“Being Robin” Movie Reviews
What people are saying about Being Robin the movie.
Being Robin: A Review by Peter Keough of The Arts Fuse – “Comic Genius”
The documentary genre continues to grow into the most prolific and significant in cinema. Being Robin is a non-fiction film that has been recently released and is worth a look.
After Robin Williams died of suicide in 2014 the spirit of the beloved, manic comic inhabited (for a time) the body of Roger Kabler. Or perhaps, as the psychiatrist who had been treating Kabler for bipolar disorder tells him, he is suffering from the same kind of delusions as patients who claim to be Einstein or Napoleon.
Except those patients are not likely to conjure up a theory of relativity or conquer Europe.
As chronicled in Being Robin, Kabler’s film about this transformation, when the spirit moves him his impersonations of Williams are uncanny, unnerving, hilarious, and moving. He’s not always funny, but neither was Williams. It’s a giddy, unstoppable outpouring of free association, scatology, neediness, mawkishness, and comic genius.
The exigencies of production and perhaps a desire to mirror William’s antic imagination contribute to the film’s rough-around-the-edges, kaleidoscopic form. Footage of Kabler as Williams in performance is interwoven with reenactments of his attempts to comprehend and come to terms with whatever is happening to him. He is beset with an influx of gleeful nonsense and savvy satire that will not let him rest. Being Robin was a burden for Williams himself, and it is a relief for Kabler — and perhaps the viewer too — when it is finally lifted from him.
Being Robin is available here.
Read the original review by Peter Keough here: https://artsfuse.org/264063/doc-talk-five-new-non-fiction-films-worth-a-look/
“I just watched Being Robin. It’s a remarkable film, and not anything that I expected. It’s, above all else, courageous. You explore something so personal – but the story is as compelling as any Hollywood picture. It also demonstrates your amazing acting skills. I know you are reenacting true episodes of your life, but doesn’t make the performance any less spectacular. It never rings false. It never feels written. It feels experienced, and as an audience member I am experiencing too. Sometimes it made me very uncomfortable, but you are skillfully (artfully) sharing your story and the dark side is part of that. I liked — or am relieved — how it ended…. a sensational work of theatre”.
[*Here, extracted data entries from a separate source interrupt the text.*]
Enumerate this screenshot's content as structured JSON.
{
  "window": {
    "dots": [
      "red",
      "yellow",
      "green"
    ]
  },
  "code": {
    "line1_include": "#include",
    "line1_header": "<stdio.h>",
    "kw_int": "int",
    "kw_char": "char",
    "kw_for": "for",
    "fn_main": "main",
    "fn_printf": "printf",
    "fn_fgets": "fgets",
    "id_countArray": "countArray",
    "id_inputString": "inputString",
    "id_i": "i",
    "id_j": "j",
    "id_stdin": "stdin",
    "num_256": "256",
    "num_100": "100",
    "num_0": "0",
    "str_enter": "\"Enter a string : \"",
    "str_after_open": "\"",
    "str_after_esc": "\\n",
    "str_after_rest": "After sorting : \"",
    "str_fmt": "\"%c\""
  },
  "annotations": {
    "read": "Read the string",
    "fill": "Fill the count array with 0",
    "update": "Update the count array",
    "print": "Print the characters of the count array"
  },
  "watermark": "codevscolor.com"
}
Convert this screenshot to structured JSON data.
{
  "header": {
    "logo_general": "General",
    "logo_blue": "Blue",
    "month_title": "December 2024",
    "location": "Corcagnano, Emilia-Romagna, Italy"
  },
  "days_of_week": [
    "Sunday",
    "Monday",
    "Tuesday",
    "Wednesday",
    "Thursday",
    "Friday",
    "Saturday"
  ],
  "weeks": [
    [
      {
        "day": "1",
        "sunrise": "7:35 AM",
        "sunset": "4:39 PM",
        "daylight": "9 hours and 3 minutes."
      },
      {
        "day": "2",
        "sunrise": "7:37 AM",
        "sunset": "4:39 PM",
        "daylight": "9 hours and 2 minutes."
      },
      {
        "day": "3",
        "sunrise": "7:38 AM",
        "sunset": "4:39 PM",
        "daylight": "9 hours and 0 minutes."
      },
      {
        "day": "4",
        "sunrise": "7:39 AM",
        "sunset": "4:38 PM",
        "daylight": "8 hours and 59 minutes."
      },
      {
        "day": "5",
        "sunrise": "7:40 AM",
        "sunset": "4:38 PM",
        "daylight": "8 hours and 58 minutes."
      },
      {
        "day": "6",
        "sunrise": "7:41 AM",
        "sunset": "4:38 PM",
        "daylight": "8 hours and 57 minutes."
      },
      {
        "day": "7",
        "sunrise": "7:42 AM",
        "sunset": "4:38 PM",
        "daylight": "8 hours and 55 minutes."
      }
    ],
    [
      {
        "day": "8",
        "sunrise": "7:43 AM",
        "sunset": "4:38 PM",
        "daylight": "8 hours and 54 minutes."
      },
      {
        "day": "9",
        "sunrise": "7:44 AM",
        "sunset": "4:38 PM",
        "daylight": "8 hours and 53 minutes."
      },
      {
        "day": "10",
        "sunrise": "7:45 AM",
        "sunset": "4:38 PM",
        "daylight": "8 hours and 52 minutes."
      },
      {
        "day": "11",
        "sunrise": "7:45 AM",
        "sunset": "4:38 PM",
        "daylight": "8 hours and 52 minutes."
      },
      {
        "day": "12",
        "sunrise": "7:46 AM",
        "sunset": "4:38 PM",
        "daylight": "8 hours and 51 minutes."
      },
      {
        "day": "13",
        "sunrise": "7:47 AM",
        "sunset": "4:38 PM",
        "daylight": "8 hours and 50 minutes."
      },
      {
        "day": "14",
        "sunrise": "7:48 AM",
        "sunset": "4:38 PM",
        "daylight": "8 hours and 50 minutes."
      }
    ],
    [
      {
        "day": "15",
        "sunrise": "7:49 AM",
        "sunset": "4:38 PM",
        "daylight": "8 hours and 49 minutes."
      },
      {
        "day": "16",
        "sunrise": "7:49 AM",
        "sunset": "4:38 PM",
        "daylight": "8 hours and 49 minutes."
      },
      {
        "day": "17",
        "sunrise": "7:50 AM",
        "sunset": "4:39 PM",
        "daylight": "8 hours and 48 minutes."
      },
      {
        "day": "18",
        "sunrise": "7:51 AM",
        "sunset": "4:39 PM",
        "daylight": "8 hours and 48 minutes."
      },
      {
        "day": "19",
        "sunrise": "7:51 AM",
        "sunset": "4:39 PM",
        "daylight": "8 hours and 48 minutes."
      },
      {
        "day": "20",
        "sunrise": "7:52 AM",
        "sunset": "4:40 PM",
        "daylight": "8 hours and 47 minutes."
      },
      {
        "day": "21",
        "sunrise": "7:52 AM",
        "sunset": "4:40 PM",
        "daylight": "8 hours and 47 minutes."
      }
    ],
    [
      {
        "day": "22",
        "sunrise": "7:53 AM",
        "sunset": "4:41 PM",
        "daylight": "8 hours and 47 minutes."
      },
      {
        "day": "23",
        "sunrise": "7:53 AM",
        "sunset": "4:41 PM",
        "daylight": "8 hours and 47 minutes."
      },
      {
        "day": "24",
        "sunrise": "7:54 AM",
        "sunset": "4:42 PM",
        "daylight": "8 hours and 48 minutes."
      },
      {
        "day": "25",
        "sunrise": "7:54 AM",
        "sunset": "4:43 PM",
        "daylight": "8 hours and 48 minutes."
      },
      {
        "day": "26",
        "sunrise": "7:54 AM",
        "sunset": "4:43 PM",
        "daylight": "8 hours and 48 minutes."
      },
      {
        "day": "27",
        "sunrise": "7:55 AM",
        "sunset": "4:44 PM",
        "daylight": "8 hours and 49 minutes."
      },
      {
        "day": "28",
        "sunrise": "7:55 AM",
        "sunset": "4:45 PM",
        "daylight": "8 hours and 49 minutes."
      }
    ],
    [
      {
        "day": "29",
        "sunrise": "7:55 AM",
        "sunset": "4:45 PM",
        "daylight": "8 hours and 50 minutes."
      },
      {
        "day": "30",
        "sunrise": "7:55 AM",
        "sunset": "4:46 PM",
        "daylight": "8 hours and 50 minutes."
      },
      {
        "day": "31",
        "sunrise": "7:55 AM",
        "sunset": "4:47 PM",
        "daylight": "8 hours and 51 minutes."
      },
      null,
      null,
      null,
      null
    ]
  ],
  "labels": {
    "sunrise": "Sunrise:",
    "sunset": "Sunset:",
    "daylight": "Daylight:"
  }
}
There are so many overused words and phrases I could steal from the columns of mainline critics to describe the film — a standout, a gripping performance, makes you wonder if you’re watching watching an impersonator or the real McCoy, a tour de force. You get the idea. But perhaps the best way to describe Being Robin and my relationship with it can be summed up in one word – complex. The theme, storyline, and performances by Roger and the ensemble cast challenged me in so many ways. At one moment I sat as the cynic, discounting a scene that was so powerful I wondered if it was trying too hard to convince me to believe. But then I watched as one converted – willing to testify to anyone who would listen that Roger was indeed possessed by the spirit of Robin. A few minutes later I thought Roger was severely mentally ill and needed to be institutionalized for his own well being as well as the safety of the general public. I laughed, then cried. And when it was over I was drained, having been emotionally whiplashed in just a little over an hour. I dont know the last time I watched something that filled me with such wonder and still, days later, left me blissfully confused and wanting to delve more into the film’s subject matter and Roger’s uncanny ability to keep me engaged at every turn. Like I said — complex. Do you think I liked it?
Last evening I watched “Being Robin”, comedian and actor Roger Kabler’s fascinating, novel, quirky, funny, heartbreaking and thought-provoking film about Robin Williams taking possession of Roger’s mind and body. This isn’t a horror flick, not at all, no heads turn 360 degrees on necks and no one projectile vomits green bile. This is instead a, mostly, truthful tale of a man, Kabler, who believes that Williams has taken hold of him, is living through him, is using him as a vessel to spread his message of how we’re to live in this world, how we must live. Everything about this quasi documentary (Kabler refers to it as a sort of hybrid, like a TV crime story with real and fictional characters, some scenes re-enactments of actual events) is intriguing, from the often frenetic camera-work (how could it not be with Williams as the protagonist) transposed with calming, often bittersweet scenes, many of them of Kabler, as Kabler, canoeing on a peaceful lake near his home. Viewers may, and probably will, come away from this provocative and ultimately uplifting film with questions that no one, not even Kabler can answer: did Williams really take over his body? Can that really happen? Or did Kabler, who has been diagnosed with bi-polar disease, suffer a manic hyperactive phase that lasted for two years, the length of time he says that Williams lived through him? Ultimately it doesn’t matter what the answers are. This film is about the power of love and how it can transform one life and all lives. It’s a film well worth watching, more than once.